8 Sept 2015

Cardinal Mueller warns of possible ‘schism’ in the Church like Protestant split

 By Maike Hickson


Cardinal Gerhard Mueller,
prefect of the Congregation for the Doctrine of the Faith
In a move that is making headlines in Germany, the head of the Congregation for the Doctrine of the Faith (CDF) has said German bishops are leading the Church to a schism.

Cardinal Gerhard Ludwig Mueller is warning that the tendency of German bishops to divide doctrine from pastoral practice is not unlike the abuses surrounding the Protestant split in 1517. One should "be very vigilant and not forget the lesson of Church history,” he said.

Last week, in a speech at the release of the German version of Cardinal Robert Sarah's new book God or Nothing in Regensburg, Germany, Cardinal Mueller criticized "a climate of the German claim to leadership for the Universal Church." According to the German newspaper Die Tagespost, Mueller said that he is frequently asked why German bishops claim to be leaders of the Catholic Church -- while flouting teachings on marriage and sexuality -- despite overseeing dramatic reductions in church attendance, shrinking numbers of seminarians, and a drop in vocations to religious orders.

Mueller also said that predictions of a worldwide collapse in Christianity, as has taken place in Europe, were premature. "We should not predict for others that it will all develop as it has developed with us [in Europe] - as if de-Christianization is a process according to a law in nature. No. With the help of the Faith, one can move mountains," he explained.

Only with the help of a "strong new evangelization with an apostolic courage and zeal," can weakness in Germany's Christianity be reversed, explained Mueller. However, such zeal faces an enormous challenge that he described as "an ideological constrictedness," according to which the truth and the unity of the Church shall be sacrificed in order to achieve a change at least in the field of pastoral care.

Mueller specifically identified allowing "remarried" Catholics to receive the Eucharist, as well as accepting a redefinition of marriage, as challenges to overcome. "One tries, with all means - with the help of exegesis, history, dogmatic history, and with reference to psychology and sociology - to deconstruct and relativize the Catholic teaching on marriage which comes from the teaching of Jesus, and this only in order that the Church appears to conform with society," he said.

"He who remains faithful to the teaching of the Church is attacked by the media, and even defamed as an opponent of the pope," Mueller said, "as if the pope and all the bishops in union with him were not witnesses of the revealed truth which has been entrusted to them so that it does not run the risk of being leveled down by men to a human measure."

"We may not deceive the people, when it comes to the sacramentality of marriage, its indissolubility, its openness toward the child, and the fundamental complementarity of the two sexes," he firmly stated. "Pastoral case has to keep in view the eternal salvation," as opposed to a desire to be popular or accepted in the world.
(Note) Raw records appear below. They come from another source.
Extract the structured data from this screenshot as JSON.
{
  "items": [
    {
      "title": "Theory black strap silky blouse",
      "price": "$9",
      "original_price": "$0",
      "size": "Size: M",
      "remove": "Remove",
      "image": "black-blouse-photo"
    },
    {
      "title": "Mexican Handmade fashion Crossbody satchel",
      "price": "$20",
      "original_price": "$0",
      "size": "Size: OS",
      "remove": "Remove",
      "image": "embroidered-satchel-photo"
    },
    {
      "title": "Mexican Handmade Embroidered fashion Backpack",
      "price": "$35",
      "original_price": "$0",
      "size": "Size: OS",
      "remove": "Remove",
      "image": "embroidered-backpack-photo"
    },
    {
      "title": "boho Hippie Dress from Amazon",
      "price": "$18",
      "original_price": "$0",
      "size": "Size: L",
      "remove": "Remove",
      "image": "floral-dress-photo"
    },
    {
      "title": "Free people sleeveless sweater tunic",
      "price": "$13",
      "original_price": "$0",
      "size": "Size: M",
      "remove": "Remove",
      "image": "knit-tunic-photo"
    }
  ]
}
German bishops cannot separate themselves from the Universal Church, said Mueller. The nation's Catholic leaders must be "very attentive and [not] forget the lesson of the history of the Church."

Many German bishops have declared that "life realities" must be taken into account as part of Church teaching and salvation. However, Mueller said the goal should not be "about adapting the Revelation to the world, but … about gaining the world for God."